Time, Frequency, and the DFT
Sound Is Frequencies
Most sounds have high periodicity
Fourier’s Theorem (FOO-ree-YAY or thereabouts) says that an infinitely repeating sound can be represented as a sum of sinusoids
The ear hears/decomposes a sum of sinusoids
Yet PCM is a sequence of samples over time: frequency is not represented
- The Nyquist Limit is hard to think of as a signal change over time thing
Time and Frequency
We have: a continuous waveform, a function f(t) representing sound pressure
We want: a continuous spectrum, showing the amplitude and phase of sine waves at every frequency f̂(ω)
Wait, amplitude and phase from a single function? Yes, representing a frequency as a complex number with the usual geometric interpretation
\[ f = a + b i, |f| = \sqrt{a^2 - b^2}, \theta(f) = tan^{-1}(a, b) \]
Note: you will see both i and j for \(\sqrt{-1}\) in different contexts
Note: we freely mix between angular frequency \(\omega\) and “normal” frequency f (dammit) using
\[ \omega = 2 \pi f \]
because once around the circle is one cycle
The Euler Formula
Euler’s Formula says complex exponential is a sinusoid:
\[ e^{i (\omega t + \theta)} = cos(\omega t + \theta) + i~sin(\omega t + \theta) \]
\[ = e^{i \omega t} e^{i \theta} \]
Starting point for “phasor analysis”
Now our sum of sinusoids can be represented as a sum of exponentials, making things easier (?)
The Time Domain and the Frequency Domain
Reminder: Fourier claims that every \(f(t)\) can be represented as some \(\hat{f}(\omega)\) (more or less)
We think of the first kind of thing as “in the frequency domain”, the second as “in the time domain”

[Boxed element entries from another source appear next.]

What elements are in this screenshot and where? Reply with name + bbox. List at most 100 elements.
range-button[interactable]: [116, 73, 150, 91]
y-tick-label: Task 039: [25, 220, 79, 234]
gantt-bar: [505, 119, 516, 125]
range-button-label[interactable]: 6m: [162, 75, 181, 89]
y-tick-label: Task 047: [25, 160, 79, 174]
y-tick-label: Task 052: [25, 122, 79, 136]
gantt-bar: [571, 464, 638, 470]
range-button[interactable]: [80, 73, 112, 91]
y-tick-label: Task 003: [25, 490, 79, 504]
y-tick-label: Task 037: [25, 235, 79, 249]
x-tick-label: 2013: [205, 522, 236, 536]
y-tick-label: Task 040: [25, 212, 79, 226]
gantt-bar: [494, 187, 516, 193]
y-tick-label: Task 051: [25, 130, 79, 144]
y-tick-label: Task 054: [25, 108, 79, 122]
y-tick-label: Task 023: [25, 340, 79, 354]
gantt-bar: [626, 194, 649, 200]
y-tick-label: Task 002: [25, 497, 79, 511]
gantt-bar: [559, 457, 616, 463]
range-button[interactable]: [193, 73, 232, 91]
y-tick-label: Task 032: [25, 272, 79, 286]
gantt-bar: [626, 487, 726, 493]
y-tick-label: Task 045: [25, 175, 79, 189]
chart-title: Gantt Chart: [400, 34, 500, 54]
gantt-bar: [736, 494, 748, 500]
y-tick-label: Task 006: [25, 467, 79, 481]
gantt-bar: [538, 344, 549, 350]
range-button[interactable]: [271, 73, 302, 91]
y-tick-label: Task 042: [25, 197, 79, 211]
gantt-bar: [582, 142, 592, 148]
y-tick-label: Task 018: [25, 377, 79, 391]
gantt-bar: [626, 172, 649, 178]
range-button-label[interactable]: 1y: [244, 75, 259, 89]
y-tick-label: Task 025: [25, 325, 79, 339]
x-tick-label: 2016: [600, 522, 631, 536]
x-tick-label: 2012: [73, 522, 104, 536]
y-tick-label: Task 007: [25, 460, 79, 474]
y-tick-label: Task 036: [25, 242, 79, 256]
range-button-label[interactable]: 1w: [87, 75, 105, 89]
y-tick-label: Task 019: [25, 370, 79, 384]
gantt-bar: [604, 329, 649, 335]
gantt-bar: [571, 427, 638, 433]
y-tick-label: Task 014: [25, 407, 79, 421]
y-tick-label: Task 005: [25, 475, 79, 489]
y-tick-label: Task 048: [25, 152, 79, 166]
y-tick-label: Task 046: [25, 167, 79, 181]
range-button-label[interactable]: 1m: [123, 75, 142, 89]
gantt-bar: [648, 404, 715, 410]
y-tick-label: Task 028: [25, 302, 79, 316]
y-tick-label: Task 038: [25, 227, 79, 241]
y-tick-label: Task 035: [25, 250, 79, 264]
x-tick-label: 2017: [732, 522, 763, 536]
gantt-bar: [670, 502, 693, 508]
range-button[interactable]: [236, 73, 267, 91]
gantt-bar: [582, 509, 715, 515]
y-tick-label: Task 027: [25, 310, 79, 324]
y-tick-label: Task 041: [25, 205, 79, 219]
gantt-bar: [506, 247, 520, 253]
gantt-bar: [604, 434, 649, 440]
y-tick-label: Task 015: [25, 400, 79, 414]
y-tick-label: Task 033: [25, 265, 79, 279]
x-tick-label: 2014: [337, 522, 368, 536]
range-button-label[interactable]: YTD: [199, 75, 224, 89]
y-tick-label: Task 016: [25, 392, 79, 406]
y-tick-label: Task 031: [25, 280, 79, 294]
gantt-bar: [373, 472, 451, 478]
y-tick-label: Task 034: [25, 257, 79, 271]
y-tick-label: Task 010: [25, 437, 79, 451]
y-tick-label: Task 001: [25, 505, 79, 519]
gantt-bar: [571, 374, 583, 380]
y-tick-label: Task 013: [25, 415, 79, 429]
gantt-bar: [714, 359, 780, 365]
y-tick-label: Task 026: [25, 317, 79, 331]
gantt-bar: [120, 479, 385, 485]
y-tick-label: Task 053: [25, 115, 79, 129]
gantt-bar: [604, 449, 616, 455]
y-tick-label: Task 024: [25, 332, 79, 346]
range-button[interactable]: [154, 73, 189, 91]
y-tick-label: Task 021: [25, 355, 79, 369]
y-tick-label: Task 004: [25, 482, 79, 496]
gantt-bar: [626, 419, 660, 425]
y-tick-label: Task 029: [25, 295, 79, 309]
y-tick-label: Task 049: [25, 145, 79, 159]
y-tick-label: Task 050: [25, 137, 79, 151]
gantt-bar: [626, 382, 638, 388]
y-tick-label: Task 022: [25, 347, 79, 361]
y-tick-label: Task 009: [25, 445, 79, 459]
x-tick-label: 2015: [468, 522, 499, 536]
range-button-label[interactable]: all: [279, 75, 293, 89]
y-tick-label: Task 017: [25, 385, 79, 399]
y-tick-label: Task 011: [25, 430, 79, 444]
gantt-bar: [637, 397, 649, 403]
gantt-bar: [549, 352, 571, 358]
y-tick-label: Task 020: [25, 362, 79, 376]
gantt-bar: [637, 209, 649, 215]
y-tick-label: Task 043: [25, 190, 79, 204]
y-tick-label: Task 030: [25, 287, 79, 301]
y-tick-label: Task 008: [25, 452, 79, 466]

Converting from a single frequency to its time domain representation is “easy”:
\[ f(t) = e^{-i \omega t} \]
Even for a single sinusoid, converting the other way isn’t immediately obvious
Continuous Fourier Decomposition: The Fourier Transform
Let’s just get the Fourier Transform out there:
\[ \hat{f}(\omega) = \int_{-\infty}^{\infty} f(t) e^{-i \omega t} dt \]
The minus sign in the exponent is fiddly
The infinite integral is alarming
Still, we now can math up what we wanted
What about going the other way? Turns out that
\[ f(t) = \frac{1}{2 \pi} \int_{-\infty}^{\infty} \hat{f}(\omega) e^{i \omega t} d\omega \]
So the transform is almost self-inverse
The Discrete-Time Fourier Transform
Let’s “get rid of” the infinities by just taking limits
\[ \hat{f}(\omega) = \lim_{W \rightarrow \infty} \int_{-W}^{W} f(t) e^{-i \omega t} dt \]
A very long signal relative to its period should be well-approximated
Now a fiddly argument ensues. If the signal is periodic, we should be able to replace the limits by the period: after all, it doesn’t change anything
\[ \hat{f}(\omega) = \int_{0}^{P} f(t) e^{-i \omega t} dt \]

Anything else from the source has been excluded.